En réalité, ce concept a pris diverses formes et modèles d’application, notamment la politique d’équilibre des puissances menée par la Grande-Bretagne au XIXe siècle à travers des alliances politiques et des interventions militaires pour empêcher l’émergence d’une autre puissance menaçant ses intérêts et sa position dans le système international, connue sous le nom de « Pax Britannica ». Il inclut aussi les guerres entre grandes puissances et leurs alliés pour résoudre leurs rivalités, comme lors des Première et Seconde Guerres mondiales, où les vainqueurs ont imposé leur volonté et établi un ordre international protégeant leurs intérêts.
Il a également pris la forme d’un État utilisant la force pour imposer ses objectifs et intérêts, qualifiée par certains de « paix imposée par la force ». Cela reflète souvent une politique expansionniste aux dépens d’autres États et peuples, dont l’exemple le plus clair est la politique du Premier ministre israélien Benjamin Netanyahu, exprimée dans son livre A Place Under the Sun, où il affirme que les Arabes n’accepteront Israël que par la force et la coercition, car ils ne comprennent aucun autre langage. En réalité, il n’existe pas de « paix imposée par la force », car cela revient à réprimer les manifestations d’un conflit sans en résoudre les causes, ce qui garantit sa persistance et sa réapparition lorsque les circonstances le permettent.
Dans ce contexte, ceux qui suivent les déclarations et positions de Trump y trouvent un mélange de plusieurs éléments. D’un côté, il a une vision expansionniste, visible dans son désir de contrôler le Groenland, d’annexer le Canada pour en faire le 51ᵉ État américain, de s’approprier la bande de Gaza pour en faire une « Riviera » mondiale, de reprendre le canal de Panama ou de renommer le golfe du Mexique. De l’autre, il menace d’utiliser la force sous diverses formes : économiquement, en imposant des tarifs douaniers ; politiquement, par des allusions équivalant à du chantage envers d’autres dirigeants (comme l’humiliation publique du président ukrainien Volodymyr Zelensky à la Maison Blanche) ; et militairement, via un soutien armé ou l’usage direct de la force.
Le résultat est que le concept de « paix par la force » de Trump ne se limite pas à la force militaire, mais englobe tous les leviers de puissance américaine. Il se vante d’être un artisan de la paix, rappelant qu’aucune nouvelle guerre n’a éclaté sous son premier mandat, qu’il a signé l’accord de Doha (2020) avec les talibans pour retirer les troupes d’Afghanistan, et qu’il affirme que la guerre russo-ukrainienne ou israélo-gazaouite n’aurait pas eu lieu s’il était resté au pouvoir. Il estime même mériter le prix Nobel de la paix pour ces raisons.

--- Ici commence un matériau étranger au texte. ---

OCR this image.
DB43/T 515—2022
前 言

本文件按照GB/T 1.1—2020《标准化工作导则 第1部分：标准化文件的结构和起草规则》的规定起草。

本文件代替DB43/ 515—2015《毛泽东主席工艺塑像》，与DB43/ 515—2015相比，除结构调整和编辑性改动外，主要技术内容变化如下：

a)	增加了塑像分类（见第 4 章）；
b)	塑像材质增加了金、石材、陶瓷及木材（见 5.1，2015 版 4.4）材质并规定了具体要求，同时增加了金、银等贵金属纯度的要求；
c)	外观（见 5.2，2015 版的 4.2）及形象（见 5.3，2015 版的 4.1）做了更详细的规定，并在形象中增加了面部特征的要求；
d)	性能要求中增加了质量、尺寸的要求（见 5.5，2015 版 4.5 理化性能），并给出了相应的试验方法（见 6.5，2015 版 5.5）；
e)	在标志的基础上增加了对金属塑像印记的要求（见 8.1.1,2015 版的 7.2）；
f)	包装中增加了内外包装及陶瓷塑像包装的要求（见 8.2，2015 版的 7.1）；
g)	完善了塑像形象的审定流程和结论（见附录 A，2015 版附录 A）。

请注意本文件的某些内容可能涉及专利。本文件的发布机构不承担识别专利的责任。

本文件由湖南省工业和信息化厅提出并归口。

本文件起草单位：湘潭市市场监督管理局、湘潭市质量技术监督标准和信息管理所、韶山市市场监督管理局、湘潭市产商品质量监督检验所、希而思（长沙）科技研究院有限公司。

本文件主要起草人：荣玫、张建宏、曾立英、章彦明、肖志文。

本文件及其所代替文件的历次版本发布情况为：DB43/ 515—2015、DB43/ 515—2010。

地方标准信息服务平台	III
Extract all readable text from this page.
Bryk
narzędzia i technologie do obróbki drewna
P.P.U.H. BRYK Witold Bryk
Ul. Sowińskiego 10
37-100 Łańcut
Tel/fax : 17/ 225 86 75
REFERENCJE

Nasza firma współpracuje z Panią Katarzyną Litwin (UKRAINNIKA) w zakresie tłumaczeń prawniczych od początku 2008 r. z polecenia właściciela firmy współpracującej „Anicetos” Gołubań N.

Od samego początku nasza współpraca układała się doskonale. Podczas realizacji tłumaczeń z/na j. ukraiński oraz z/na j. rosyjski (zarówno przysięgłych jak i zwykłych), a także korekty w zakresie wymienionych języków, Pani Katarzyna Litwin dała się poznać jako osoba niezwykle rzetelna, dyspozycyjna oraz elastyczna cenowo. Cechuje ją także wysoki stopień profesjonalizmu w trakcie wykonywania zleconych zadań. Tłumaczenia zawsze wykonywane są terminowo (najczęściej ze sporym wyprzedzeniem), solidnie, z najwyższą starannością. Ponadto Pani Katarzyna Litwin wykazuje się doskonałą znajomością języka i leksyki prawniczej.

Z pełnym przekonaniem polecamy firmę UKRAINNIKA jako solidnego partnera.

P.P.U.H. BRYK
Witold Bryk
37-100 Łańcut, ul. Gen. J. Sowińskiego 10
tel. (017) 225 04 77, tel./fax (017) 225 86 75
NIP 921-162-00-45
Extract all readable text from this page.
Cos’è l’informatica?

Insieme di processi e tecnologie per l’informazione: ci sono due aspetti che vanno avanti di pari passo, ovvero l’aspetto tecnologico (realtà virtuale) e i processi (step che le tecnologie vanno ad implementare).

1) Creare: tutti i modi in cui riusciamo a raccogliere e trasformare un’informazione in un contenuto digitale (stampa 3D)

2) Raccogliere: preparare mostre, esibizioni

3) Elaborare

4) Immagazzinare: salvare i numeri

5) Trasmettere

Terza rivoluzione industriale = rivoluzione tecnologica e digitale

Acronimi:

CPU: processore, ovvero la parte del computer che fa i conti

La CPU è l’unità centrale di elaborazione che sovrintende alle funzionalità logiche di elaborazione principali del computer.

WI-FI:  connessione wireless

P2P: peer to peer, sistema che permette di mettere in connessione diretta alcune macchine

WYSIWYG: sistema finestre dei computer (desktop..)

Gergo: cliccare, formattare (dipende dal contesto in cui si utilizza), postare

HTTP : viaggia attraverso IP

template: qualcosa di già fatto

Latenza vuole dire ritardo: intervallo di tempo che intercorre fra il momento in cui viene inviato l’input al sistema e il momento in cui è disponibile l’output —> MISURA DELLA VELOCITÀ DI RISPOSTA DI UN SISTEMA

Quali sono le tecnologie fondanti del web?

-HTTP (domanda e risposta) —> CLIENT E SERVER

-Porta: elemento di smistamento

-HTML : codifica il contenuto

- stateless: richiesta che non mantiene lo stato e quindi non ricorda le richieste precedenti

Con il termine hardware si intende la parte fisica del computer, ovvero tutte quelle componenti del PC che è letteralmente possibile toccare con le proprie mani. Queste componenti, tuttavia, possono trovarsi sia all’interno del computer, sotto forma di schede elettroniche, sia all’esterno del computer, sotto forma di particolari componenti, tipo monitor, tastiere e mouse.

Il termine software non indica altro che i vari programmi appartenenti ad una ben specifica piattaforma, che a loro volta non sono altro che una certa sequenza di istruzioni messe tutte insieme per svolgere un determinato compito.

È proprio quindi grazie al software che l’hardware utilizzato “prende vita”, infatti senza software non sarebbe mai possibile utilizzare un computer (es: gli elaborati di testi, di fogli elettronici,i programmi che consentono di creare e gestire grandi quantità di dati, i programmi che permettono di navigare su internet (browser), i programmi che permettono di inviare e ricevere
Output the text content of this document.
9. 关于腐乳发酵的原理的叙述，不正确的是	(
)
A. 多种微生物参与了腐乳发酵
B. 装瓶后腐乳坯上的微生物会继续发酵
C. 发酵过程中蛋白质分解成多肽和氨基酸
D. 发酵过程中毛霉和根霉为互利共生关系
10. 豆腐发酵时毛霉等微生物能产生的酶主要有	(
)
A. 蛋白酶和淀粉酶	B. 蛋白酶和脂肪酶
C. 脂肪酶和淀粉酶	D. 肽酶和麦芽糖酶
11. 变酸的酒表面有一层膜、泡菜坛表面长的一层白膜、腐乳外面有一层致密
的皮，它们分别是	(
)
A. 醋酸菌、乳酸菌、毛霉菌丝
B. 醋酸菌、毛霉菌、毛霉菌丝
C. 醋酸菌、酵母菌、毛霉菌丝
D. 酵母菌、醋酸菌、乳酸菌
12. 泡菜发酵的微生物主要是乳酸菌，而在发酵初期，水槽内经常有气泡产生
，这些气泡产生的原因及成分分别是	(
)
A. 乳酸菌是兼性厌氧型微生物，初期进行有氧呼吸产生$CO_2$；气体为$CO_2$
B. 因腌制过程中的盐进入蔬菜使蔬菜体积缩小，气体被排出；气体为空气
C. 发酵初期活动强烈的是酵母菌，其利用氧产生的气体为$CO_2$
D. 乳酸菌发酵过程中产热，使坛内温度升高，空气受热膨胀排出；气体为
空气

Cela correspond à l’image que Trump a de lui-même : un négociateur habile qui utilise la puissance américaine comme une « force dissuasive » empêchant les guerres ou y mettant fin rapidement. Il considère que cette puissance s’est affaiblie sous Joe Biden, incitant d’autres à la défier, d’où sa déclaration lors de son investiture : « L’ère du déclin américain est terminée. »
Applications pratiques
La traduction concrète du concept de Trump se voit dans sa gestion de plusieurs conflits :
- La guerre russo-ukrainienne : Trump a alterné entre incitations et pressions envers Moscou et Kyiv. Avec Poutine, il a rétabli le contact, évitant les insultes pour faciliter les négociations, tout en menaçant de sanctions économiques en cas d’escalade. Avec Zelensky, il a coupé l’aide militaire pour le forcer à accepter un cessez-le-feu. Ces tactiques ont abouti à des négociations à Riyad et Djeddah en 2025, bien que l’Europe (Allemagne, France, Royaume-Uni) ait continué à soutenir Kyiv militairement.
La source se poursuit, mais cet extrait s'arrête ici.